In 1958, Barbara Ann Posey, then a high school student, emerged as one of the most important youth leaders in the campaign which began that year to desegregate the major public accommodations in Oklahoma City, Oklahoma. Posey’s public stand against racial injustice began when she was fifteen and already a leader in the Oklahoma City branch of the National Association for the Advancement of Colored People (NAACP) Youth Council which initiated sit-ins at lunch counters in Oklahoma City, Oklahoma. These sit-ins predated the more famous Greensboro college student sit-ins by two years.
Throughout her life, Posey has been a leader in education, women’s issues, and civil rights. Posey was born to Mr. and Mrs. Weldon Posey in Oklahoma City in 1943. As a teen, she attended Douglas High School in Oklahoma City, graduating in June 1960. She later attended the University of Oklahoma.

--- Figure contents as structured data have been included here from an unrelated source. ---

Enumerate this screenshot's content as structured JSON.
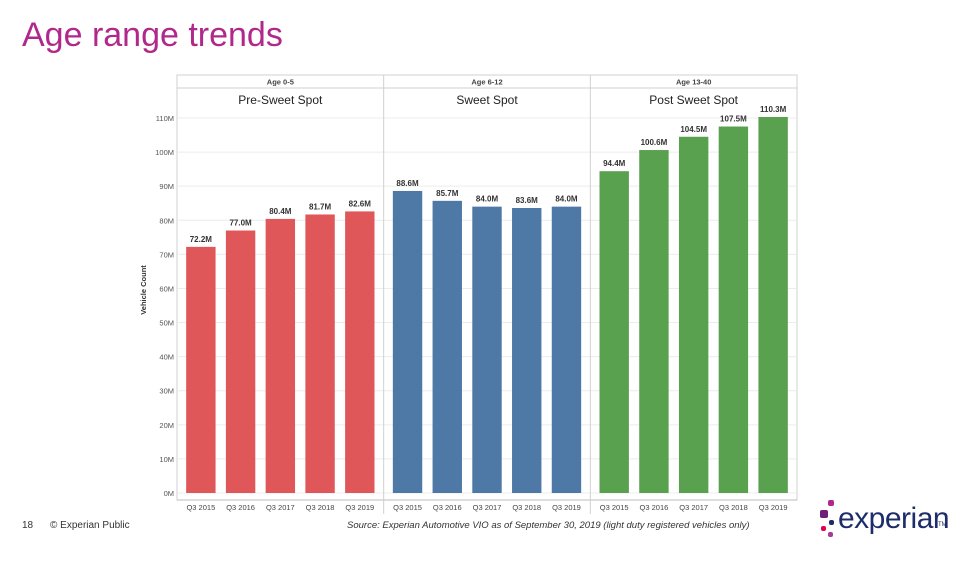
{
  "slide": {
    "title": "Age range trends",
    "page_number": "18",
    "copyright": "© Experian Public",
    "source": "Source: Experian Automotive VIO as of September 30, 2019  (light duty registered vehicles only)"
  },
  "logo": {
    "text": "experian",
    "tm": "TM",
    "colors": [
      "#6d2077",
      "#b0288c",
      "#1d2d6b",
      "#e40050",
      "#a63c96"
    ]
  },
  "chart_data": {
    "type": "bar",
    "ylabel": "Vehicle Count",
    "ylim": [
      0,
      115
    ],
    "yticks": [
      0,
      10,
      20,
      30,
      40,
      50,
      60,
      70,
      80,
      90,
      100,
      110
    ],
    "ytick_labels": [
      "0M",
      "10M",
      "20M",
      "30M",
      "40M",
      "50M",
      "60M",
      "70M",
      "80M",
      "90M",
      "100M",
      "110M"
    ],
    "grid": true,
    "categories": [
      "Q3 2015",
      "Q3 2016",
      "Q3 2017",
      "Q3 2018",
      "Q3 2019"
    ],
    "panels": [
      {
        "header": "Age 0-5",
        "label": "Pre-Sweet Spot",
        "color": "#e05759",
        "values": [
          72.2,
          77.0,
          80.4,
          81.7,
          82.6
        ],
        "value_labels": [
          "72.2M",
          "77.0M",
          "80.4M",
          "81.7M",
          "82.6M"
        ]
      },
      {
        "header": "Age 6-12",
        "label": "Sweet Spot",
        "color": "#4e79a7",
        "values": [
          88.6,
          85.7,
          84.0,
          83.6,
          84.0
        ],
        "value_labels": [
          "88.6M",
          "85.7M",
          "84.0M",
          "83.6M",
          "84.0M"
        ]
      },
      {
        "header": "Age 13-40",
        "label": "Post Sweet Spot",
        "color": "#59a14f",
        "values": [
          94.4,
          100.6,
          104.5,
          107.5,
          110.3
        ],
        "value_labels": [
          "94.4M",
          "100.6M",
          "104.5M",
          "107.5M",
          "110.3M"
        ]
      }
    ]
  }
}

Then fifteen-year-old Posey met Clara Luper, an Oklahoma City history teacher, in 1958 and a sponsor of the Youth Council. Luper inspired Posey’s political awareness. She participated with other students in a play written by Luper that the Youth Council performed in New York City at an NAACP freedom rally. Introduced to other civil rights efforts and leaders across the nation at that rally, the students returned to Oklahoma determined to end segregated facilities in their state. As vice-president of the Council, Posey became the spokesperson for the group as they pursued sit-in demonstrations and boycotts of restaurants until 1964. During the course of the student sit-ins in which upwards of 500 students participated at one time, they opened sixty-six establishments in the city to African Americans patrons on a desegregated basis. The group also helped to integrate churches, recreation parks, swimming pools, and restaurants. Because of her leadership in this campaign, Posey at seventeen addressed the national NAACP convention in St. Paul, Minnesota in 1960. In 1958 Posey received the first of several civil awards when Zeta Phi Beta Sorority named her “Girl of the Year.”
Barbara Posey earned a B.A. degree in government, economics, and math from the University of Oklahoma in 1963. As an undergraduate she remained active in civil rights campaigns while serving as president of the NAACP Oklahoma Youth Conference. She earned an M.A. from the University of Illinois in 1966, and a Ph.D. degree from Georgia State University in 1973. Later she married political scientist Dr. Mack H. Jones.
Posey has written extensively on racial inequality in economics and unemployment. She is a past editor of The Review of Black Political Economy, and has served on the advisory board of the Rockefeller Foundation for Minority Scholars and the Wellesley College Center for Research on Women. In addition to teaching at Ahmadu Bello University in Nigeria, Jones has taught at the University of Illinois, Texas Southern University, and Atlanta University and Clark college (both schools consolidated in 1988 to form Clark Atlanta University). Professor Jones is now on the faculty of the Alabama A&M University School of Business, where she has served as past Dean. Her daughter is the distinguished novelist and English professor, Tayari Jones.